Arthur's date of death as recorded by the Commonwealth War Graves Commission is 30 April, but his unit's War Diary written at the time confirms it was actually two days before. Details are below.
Arthur was born in the village of Walsoken, on the border of Norfolk and Cambridgeshire. His father, also called Arthur, originated from nearby Wisbech. In 1901, when the national census was taken, the family was living at 56 Georges Road, Stockport. The two Arthurs worked for a railway company, the older man as a porter and his son as a messenger. Mary Howard was 37.
Arthur was the oldest child of the family. He had a younger brother, Walter (14) who had also been born in Walsoken, but their other siblings had all been born in Stockport, suggesting the family had moved to the area around 1890. The other children were Gertrude (10), Hannah (8) , Eliza (7) and Albert (1).
Arthur is thought to have joined the Manchester Regiment as a private, shortly after war was declared in August 1914. He was quickly selected to become an officer and was commissioned into the 2nd Battalion, Hampshire Regiment in early 1915. The Battalion was part of the regular army and arrived back in England from India on 13 February. Although he only held a wartime commission, he will have been assigned to the Battalion to bring it up to strength.
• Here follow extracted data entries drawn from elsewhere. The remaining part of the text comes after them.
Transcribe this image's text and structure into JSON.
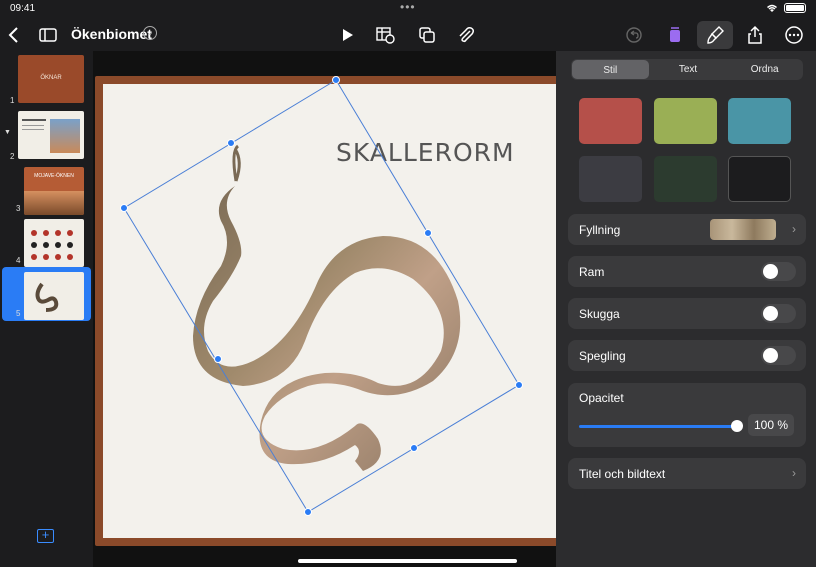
{
  "status": {
    "time": "09:41"
  },
  "toolbar": {
    "doc_title": "Ökenbiomet"
  },
  "navigator": {
    "slides": [
      {
        "number": "1",
        "label": "ÖKNAR"
      },
      {
        "number": "2"
      },
      {
        "number": "3",
        "label": "MOJAVE-ÖKNEN"
      },
      {
        "number": "4"
      },
      {
        "number": "5"
      }
    ],
    "selected": 5
  },
  "slide": {
    "title": "SKALLERORM"
  },
  "inspector": {
    "tabs": [
      "Stil",
      "Text",
      "Ordna"
    ],
    "active_tab": "Stil",
    "swatch_colors": [
      "#b5504a",
      "#9aaf55",
      "#4a95a6",
      "#3c3c42",
      "#2c3b2f",
      "#1c1c1e"
    ],
    "fill_label": "Fyllning",
    "border_label": "Ram",
    "shadow_label": "Skugga",
    "reflection_label": "Spegling",
    "opacity_label": "Opacitet",
    "opacity_value": "100 %",
    "caption_label": "Titel och bildtext"
  }
}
The Battalion embarked from Avonmouth on 20/21 March, arriving at Alexandria in Egypt on 2 April. They spent a few days there before embarking again to go into action at Gallipoli. "Y" and "Z" Companies boarded the "River Clyde" which was to be run ashore as a means of ensuring the troops could quickly get ashore. The plan immediately went wrong, at dawn on the 25th, as the Turkish Army was in heavily defended positions overlooking the landing area. Many of the soldiers were shot as they tried to wade through the shoulder high water. The wounded simply drowned. "W" and "X" companies had a much easier time landing a little way along the coast.
On the 26th and 27th, Commonwealth troops had secured a beachhead and made a general move forward. The Hampshires captured the village of Sedd el Bahr and a position recorded as Hill 138. They then moved forward to positions astride the road to Krithia. The advance continued on the 28th but, as the Battalion War Diary entry for the day records "About 4pm, the French troops on our right were counterattacked and retired. Result whole line was obliged to withdraw to last night's line. Major Deane, Lieutenants Pakenham, Howard killed....." A total of 53 men had been killed, 246 wounded and 46 missing (most of these would also be dead). As with many of the fatal casualties at Gallipoli, it was simply do dangerous to recover the bodies, particularly when a retreat had taken place, and Arthur has no known grave.